Il sottile piacere di preoccuparsi sempre
di Robert Morley
Sembra che ci sia un sottile piacere a preoccuparsi sempre.
Io vado sempre di fretta, preoccupandomi a più non posso. Mentre scendo le scale portando il vassoio con la prima colazione penso che potrei cadere e rimanere accecato dai frammenti del piattino del burro.

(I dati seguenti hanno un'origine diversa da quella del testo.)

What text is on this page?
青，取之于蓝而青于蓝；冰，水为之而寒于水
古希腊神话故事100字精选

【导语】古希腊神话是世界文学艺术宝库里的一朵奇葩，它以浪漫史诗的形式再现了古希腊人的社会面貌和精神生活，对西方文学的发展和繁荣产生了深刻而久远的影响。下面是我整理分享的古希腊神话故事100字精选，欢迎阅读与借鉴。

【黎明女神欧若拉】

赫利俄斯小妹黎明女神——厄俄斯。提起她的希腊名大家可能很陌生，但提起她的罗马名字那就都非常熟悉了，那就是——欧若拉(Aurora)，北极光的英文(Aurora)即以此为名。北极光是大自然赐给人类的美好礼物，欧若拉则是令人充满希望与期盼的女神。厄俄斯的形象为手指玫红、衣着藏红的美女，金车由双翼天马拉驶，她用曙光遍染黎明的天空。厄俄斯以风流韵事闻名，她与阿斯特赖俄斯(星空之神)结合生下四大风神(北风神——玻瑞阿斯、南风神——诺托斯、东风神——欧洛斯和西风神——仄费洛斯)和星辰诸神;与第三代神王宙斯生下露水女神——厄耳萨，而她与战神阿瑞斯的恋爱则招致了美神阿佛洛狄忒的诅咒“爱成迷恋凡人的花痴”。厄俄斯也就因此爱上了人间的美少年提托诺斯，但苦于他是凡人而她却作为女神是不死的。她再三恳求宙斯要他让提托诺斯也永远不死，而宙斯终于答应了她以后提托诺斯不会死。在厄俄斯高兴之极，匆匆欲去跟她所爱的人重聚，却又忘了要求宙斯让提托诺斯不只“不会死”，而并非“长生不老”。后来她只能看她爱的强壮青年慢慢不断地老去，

Raggiungo sano e salvo il tavolo della cucina, vedo che su di esso già ci sono lettere non ancora aperte.” Chi abita a Berkhamsted? ” mi chiedo. ” Un amico o un creditore? ”
Ho avuto appena un attimo per celebrare la vittoriosa battaglia delle scale e già mi assilla l’incubo dell’insolvenza.
Se ci provo gusto a preoccuparmi una decina di volte al giorno?
Per me è una specie di obbligo: dopotutto, ormai sono 70 anni e più che mi ci esercito, senza escludere nessuna delle preoccupazioni in catalogo, da Appuntamenti(“Il direttore della banca gradirebbe incontrarla questo pomeriggio “), a incidenti in ascensore (rimanere chiuso dentro, infilare un piede nella porta che si chiude?) e allo zoo (la ricorrente preoccupazione essendo, nel caso specifico, che una delle persone a voi affidate possa infilarsi in una gabbia e venire sbranato da un leone).
Senza preoccupazioni la vita sarebbe forse più tranquilla, ma certamente molto più piatta. Prendiamo l’amnesia, per esempio: Una preoccupazione per tutti gli usi che può essere convocata a piacimento, spesso nei momenti in cui si è più distesi.
Per esempio, può insaporire con la suspense l’inizio di un viaggio.
Vi siete ricordati di chiudere la finestra del bagno? Avete lasciato il gatto chiuso in casa? “Certo che è importante ” dite a coloro che minimizzano.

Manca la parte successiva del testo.